このモンスターは鋭い乱杭歯と人間に良く似た顔、体を持ち全長は三メートルにもなる。
彼らのような人形モンスターの特徴、というか厄介なところは、武器を使うことだ。
実際今俺と対峙するそいつは手にメイスを持っている。
あれで叩かれたらドタマカチ割れるぞ……………。
俺は、相手の足の筋肉に動きがあるのを見て取ると、左足を軸に体を回転させた。
右足を引いて、上から見たら時計回りにくるりと回る。
直後、さっきまで俺の頭があったところを、突っ込んできたオークのメイスが通り抜ける。
人間を遥かに越えた筋力と脚力から繰り出される一撃は、風圧だけでもその威力を伝えてくる。
とはいえ当たらなければ意味は無いわけで
視界の端にもう一体オークが殴りかかってくるのを確認しつつ、回転の遠心力を乗せて刀を横に薙ぐ。
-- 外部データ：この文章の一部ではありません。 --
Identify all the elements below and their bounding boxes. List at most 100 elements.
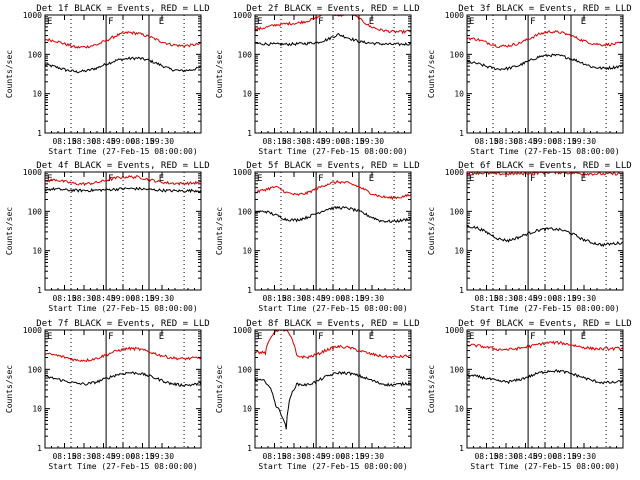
x-axis-label: Start Time (27-Feb-15 08:00:00) — [470, 462, 619, 471]
y-tick-label: 1000 — [445, 11, 464, 20]
marker-letter: E — [47, 174, 52, 184]
x-tick-label: 08:15 — [130, 137, 154, 146]
panel-title: Det 8f BLACK = Events, RED = LLD — [246, 319, 419, 329]
marker-letter: E — [469, 17, 474, 27]
y-axis-label: Counts/sec — [427, 50, 436, 98]
y-tick-label: 1 — [459, 129, 464, 138]
marker-letter: E — [369, 17, 374, 27]
y-axis-label: Counts/sec — [5, 365, 14, 413]
x-axis-label: Start Time (27-Feb-15 08:00:00) — [48, 462, 197, 471]
y-tick-label: 10 — [454, 90, 464, 99]
x-tick-label: 09:00 — [533, 452, 557, 461]
x-tick-label: 08:30 — [494, 137, 518, 146]
x-tick-label: 09:00 — [321, 452, 345, 461]
y-tick-label: 100 — [450, 365, 465, 374]
x-tick-label: 08:15 — [552, 452, 576, 461]
y-tick-label: 1 — [37, 286, 42, 295]
x-axis-label: Start Time (27-Feb-15 08:00:00) — [48, 304, 197, 313]
panel-det-1: Det 1f BLACK = Events, RED = LLD E F E 1 10 10… — [5, 4, 210, 156]
y-tick-label: 100 — [450, 50, 465, 59]
x-tick-label: 09:30 — [360, 294, 384, 303]
panel-det-5: Det 5f BLACK = Events, RED = LLD E F E 1 10 10… — [215, 161, 420, 313]
marker-letter: E — [581, 332, 586, 342]
x-tick-label: 08:45 — [513, 294, 537, 303]
y-tick-label: 10 — [32, 90, 42, 99]
x-tick-label: 09:30 — [360, 452, 384, 461]
x-axis-label: Start Time (27-Feb-15 08:00:00) — [48, 147, 197, 156]
y-axis-label: Counts/sec — [5, 50, 14, 98]
x-tick-label: 09:30 — [150, 294, 174, 303]
marker-letter: F — [108, 332, 113, 342]
x-tick-label: 08:30 — [72, 137, 96, 146]
y-tick-label: 1 — [247, 286, 252, 295]
y-tick-label: 1 — [459, 286, 464, 295]
marker-letter: E — [159, 17, 164, 27]
x-tick-label: 08:15 — [52, 452, 76, 461]
marker-letter: E — [581, 174, 586, 184]
marker-letter: F — [530, 174, 535, 184]
panel-det-3: Det 3f BLACK = Events, RED = LLD E F E 1 10 10… — [427, 4, 632, 156]
x-tick-label: 08:30 — [282, 452, 306, 461]
marker-letter: F — [530, 332, 535, 342]
x-tick-label: 08:45 — [301, 137, 325, 146]
y-axis-label: Counts/sec — [215, 365, 224, 413]
y-tick-label: 100 — [238, 365, 253, 374]
events-series-line — [466, 53, 624, 71]
marker-letter: E — [47, 17, 52, 27]
x-axis-label: Start Time (27-Feb-15 08:00:00) — [258, 147, 407, 156]
panel-title: Det 1f BLACK = Events, RED = LLD — [36, 4, 209, 14]
marker-letter: E — [257, 174, 262, 184]
x-tick-label: 08:15 — [474, 137, 498, 146]
marker-letter: E — [369, 332, 374, 342]
y-tick-label: 100 — [450, 207, 465, 216]
x-axis-label: Start Time (27-Feb-15 08:00:00) — [470, 304, 619, 313]
x-tick-label: 08:30 — [72, 294, 96, 303]
x-axis-label: Start Time (27-Feb-15 08:00:00) — [258, 304, 407, 313]
x-tick-label: 09:00 — [321, 294, 345, 303]
y-tick-label: 1 — [37, 129, 42, 138]
x-tick-label: 08:45 — [301, 452, 325, 461]
x-tick-label: 09:00 — [111, 137, 135, 146]
lld-series-line — [44, 346, 202, 363]
y-tick-label: 1000 — [23, 326, 42, 335]
x-tick-label: 08:15 — [474, 294, 498, 303]
marker-letter: F — [318, 17, 323, 27]
panel-title: Det 9f BLACK = Events, RED = LLD — [458, 319, 631, 329]
y-tick-label: 1000 — [233, 168, 252, 177]
panel-det-8: Det 8f BLACK = Events, RED = LLD E F E 1 10 10… — [215, 319, 420, 471]
x-tick-label: 09:30 — [572, 294, 596, 303]
x-tick-label: 08:15 — [262, 294, 286, 303]
x-tick-label: 08:30 — [282, 294, 306, 303]
y-tick-label: 1 — [247, 444, 252, 453]
marker-letter: F — [318, 332, 323, 342]
y-tick-label: 10 — [242, 90, 252, 99]
panel-det-9: Det 9f BLACK = Events, RED = LLD E F E 1 10 10… — [427, 319, 632, 471]
x-tick-label: 08:30 — [282, 137, 306, 146]
marker-letter: E — [159, 174, 164, 184]
x-tick-label: 09:00 — [111, 452, 135, 461]
x-axis-label: Start Time (27-Feb-15 08:00:00) — [470, 147, 619, 156]
x-tick-label: 08:15 — [552, 137, 576, 146]
events-series-line — [44, 56, 202, 74]
y-tick-label: 1000 — [23, 11, 42, 20]
lld-series-line — [254, 179, 412, 201]
x-tick-label: 08:15 — [474, 452, 498, 461]
x-tick-label: 08:15 — [52, 294, 76, 303]
x-tick-label: 08:45 — [513, 452, 537, 461]
x-tick-label: 08:30 — [72, 452, 96, 461]
x-tick-label: 08:45 — [91, 294, 115, 303]
panel-title: Det 6f BLACK = Events, RED = LLD — [458, 161, 631, 171]
x-tick-label: 08:15 — [130, 294, 154, 303]
x-tick-label: 08:15 — [130, 452, 154, 461]
y-tick-label: 10 — [242, 247, 252, 256]
x-tick-label: 08:45 — [513, 137, 537, 146]
y-tick-label: 10 — [454, 405, 464, 414]
x-tick-label: 08:30 — [494, 294, 518, 303]
y-tick-label: 1000 — [445, 326, 464, 335]
x-tick-label: 09:30 — [360, 137, 384, 146]
x-tick-label: 08:45 — [91, 137, 115, 146]
x-tick-label: 09:30 — [572, 452, 596, 461]
x-tick-label: 09:30 — [150, 137, 174, 146]
panel-det-7: Det 7f BLACK = Events, RED = LLD E F E 1 10 10… — [5, 319, 210, 471]
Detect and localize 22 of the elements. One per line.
振られた刃は今、俺への攻撃を外して隙だらけの敵の延髄を切り裂きそれを絶命させる。
その瞬間、突っ込んできていた二体目の敵が俺の頭に向かって唐竹にメイスを振るってくる。
俺は、そのメイスを持つ手に自らの刀身を添えて、その力のベクトルを変えるようにいなす。
オークの一撃は空を切り、ガードも攻撃も出来ない一瞬の間が生まれる。
そこに刃を突きこむ。
俺が繰り出した刺突は相手の喉に吸い込まれ、速やかに息の根を止めた。
「うん、やっぱいいね。弾薬が切れた時には重宝しそうだ。」
オーク二体を秒で切り伏せて、俺は刀を一振り。
血振りとよばれる、刀に付いた返り血を落とすためのものだ。
「さすがです、マジェスティ。刀剣の扱いもできるとは。」
後方でマグプルを構えて待機していたアンが声をかけてくる。
いざ俺が負けたときのための保険としてついてきてもらっていたのだ。
俺は刀を腰の鞘にしまい、言葉を返す。
「この程度はね、銃弾が切れた時のために一通りの近接戦闘はこなせるさ。」
どちらかと言うと現代ではナイフやバヨネットの方が使われているが、ある程度剣も扱えるようにしていた。
俺が相手にするテロリストたちの中にはマチェーテを使うものや、シャムシールと呼ばれる曲刀を使用するものも居た。
弾も無くなりナイフも折れたギリギリの状況だとそいつを奪って格闘に持ち込むこともあり、ナイフ術のみで扱うには不都合があったのだ。
主に長さとか重さとか。
「とはいえ基本的には射撃で戦うことには変わりはない。あくまでこいつはサブウェポンだな。
ナイフよりは威力もあるしリーチも長いが、取り回しやすさではどうしても劣るし、基本的には儀礼用が妥当な線か。」
オニューの武器の使い心地も確かめ終わり、俺たちは談笑しながら基地への道を歩いた。
オヤジよ、良いものを作ってくれてありがとう。帰ったら酒おごってやる。
そうして、基地まであと少しといったところまで歩いていると、遠くから音が聞こえてきた。
先程刀の試し斬りをした方角だ。
「んん?なんぞ?」
俺たちは顔を見合わせてどうしようかと目で会話する。
ここまで帰ってきて引き返すのもあれだが、まぁ、最悪基地から車を回してもらえばいい。
今歩いているのはひとえに気まぐれでしかないのだ。
「行ってみるか?アン。」
「御随意に。」
アンとともに音の発生源へと引き返す。
そこで、見たものは。
「ワイバーン、でございますね。戦っているのは騎士でしょうか?」
うちの国の騎士団の紋章を付けた兵隊と、ワイバーンと呼ばれる大型魔獣との戦闘だった。